If there is any publication which more dramatically extenuates the tension between fiction and reality, I fear that dubious distinction belongs to "School News."
The impressive horde of superintendents published in your newspaper presents a false image that all is well in public education.
On the contrary, having worked as a substitute or full-time teacher in many of these schools, the welfare and well-being of public education is in dismal decline.
Just two days ago, the press announced that a dedicated team of students has filed a lawsuit against the state, the governor, the state superintendent, and the Los Angeles Unified School District. They allege that they are forced to suffer incompetent teachers who cannot be fired because of unworkable contractual agreements which benefit the teacher and the unions, not the student, not the parents, and certainly not the state.
While schools are constructing state-of-the-art facilities, as advertised in your publication, our students are hardly receiving a state-of-the-art education.

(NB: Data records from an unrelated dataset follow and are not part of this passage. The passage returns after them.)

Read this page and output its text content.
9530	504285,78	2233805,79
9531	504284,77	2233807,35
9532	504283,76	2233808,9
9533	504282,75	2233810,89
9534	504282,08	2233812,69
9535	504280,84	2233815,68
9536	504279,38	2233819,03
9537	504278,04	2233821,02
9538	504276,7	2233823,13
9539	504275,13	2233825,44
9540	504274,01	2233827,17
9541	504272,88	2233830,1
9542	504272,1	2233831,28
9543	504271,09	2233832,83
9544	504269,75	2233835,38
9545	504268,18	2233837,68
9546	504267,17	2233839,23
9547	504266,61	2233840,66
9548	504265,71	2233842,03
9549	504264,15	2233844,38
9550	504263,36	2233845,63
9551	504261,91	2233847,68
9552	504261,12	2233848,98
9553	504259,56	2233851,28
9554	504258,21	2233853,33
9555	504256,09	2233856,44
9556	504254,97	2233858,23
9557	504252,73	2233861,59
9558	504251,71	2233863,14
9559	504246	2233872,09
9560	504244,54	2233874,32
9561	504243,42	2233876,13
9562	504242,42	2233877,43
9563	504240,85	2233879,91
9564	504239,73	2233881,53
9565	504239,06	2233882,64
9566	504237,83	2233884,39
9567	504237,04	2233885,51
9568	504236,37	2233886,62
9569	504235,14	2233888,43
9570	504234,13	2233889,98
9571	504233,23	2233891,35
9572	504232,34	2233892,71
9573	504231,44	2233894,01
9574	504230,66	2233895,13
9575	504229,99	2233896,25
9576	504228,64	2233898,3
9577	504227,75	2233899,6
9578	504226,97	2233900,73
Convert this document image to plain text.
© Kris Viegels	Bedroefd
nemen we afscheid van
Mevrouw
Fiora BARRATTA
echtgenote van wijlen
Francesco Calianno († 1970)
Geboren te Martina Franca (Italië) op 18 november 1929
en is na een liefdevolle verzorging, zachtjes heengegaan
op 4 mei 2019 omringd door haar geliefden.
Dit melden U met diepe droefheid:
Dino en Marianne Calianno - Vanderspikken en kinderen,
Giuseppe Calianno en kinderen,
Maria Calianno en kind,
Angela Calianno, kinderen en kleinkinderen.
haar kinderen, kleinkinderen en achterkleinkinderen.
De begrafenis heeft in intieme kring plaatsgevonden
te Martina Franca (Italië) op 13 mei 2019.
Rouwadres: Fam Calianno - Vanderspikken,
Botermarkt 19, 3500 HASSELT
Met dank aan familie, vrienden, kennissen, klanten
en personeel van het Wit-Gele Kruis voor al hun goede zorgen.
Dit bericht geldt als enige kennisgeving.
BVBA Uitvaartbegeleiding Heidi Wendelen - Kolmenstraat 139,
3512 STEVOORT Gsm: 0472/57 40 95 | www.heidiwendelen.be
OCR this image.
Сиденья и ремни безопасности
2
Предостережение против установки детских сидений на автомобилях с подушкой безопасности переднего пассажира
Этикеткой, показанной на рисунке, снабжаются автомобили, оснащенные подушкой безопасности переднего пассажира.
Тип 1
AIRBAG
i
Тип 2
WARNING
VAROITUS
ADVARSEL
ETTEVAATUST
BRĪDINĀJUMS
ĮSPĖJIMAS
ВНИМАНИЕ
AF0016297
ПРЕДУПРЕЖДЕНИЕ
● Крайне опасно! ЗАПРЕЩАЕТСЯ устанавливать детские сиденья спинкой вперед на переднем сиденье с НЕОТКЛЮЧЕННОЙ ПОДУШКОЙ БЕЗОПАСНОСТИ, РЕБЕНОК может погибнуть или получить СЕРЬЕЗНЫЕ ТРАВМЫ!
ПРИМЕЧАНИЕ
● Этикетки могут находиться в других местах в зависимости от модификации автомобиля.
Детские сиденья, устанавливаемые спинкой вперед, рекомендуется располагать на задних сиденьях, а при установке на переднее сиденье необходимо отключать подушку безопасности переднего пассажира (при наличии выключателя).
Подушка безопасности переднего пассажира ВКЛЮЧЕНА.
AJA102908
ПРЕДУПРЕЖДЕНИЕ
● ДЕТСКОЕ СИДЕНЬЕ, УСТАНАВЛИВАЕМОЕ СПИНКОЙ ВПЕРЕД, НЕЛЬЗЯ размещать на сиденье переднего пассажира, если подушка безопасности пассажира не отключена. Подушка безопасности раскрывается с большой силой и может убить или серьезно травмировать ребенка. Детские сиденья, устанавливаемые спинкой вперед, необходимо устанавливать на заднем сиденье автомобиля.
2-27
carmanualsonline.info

I am greatly offended that school districts and state officials in education are paying more attention to the outside of ours schools instead of the small successes and growing failures which are taking place unaware inside.
With fourth graders in Lynwood who still cannot read, with LAUSD protecting predatory teachers, with Centinela Valley routinely firing its best teachers and propping up the worst, and Torrance Unified struggling 40+ students in every class, the disheartening state of affairs of our schools contrast jarringly with the serene, beaming optimism of the top-tier bureaucrats published lavishly in your periodical.
Instead of promoting the non-employment of district leaders who have no business directing the enterprises of public education, your editors should provide arguments for school vouchers, teacher tenure reform, reduction in teacher pension payouts, and above all end the choke-hold that the California Teachers Association has on Sacramento.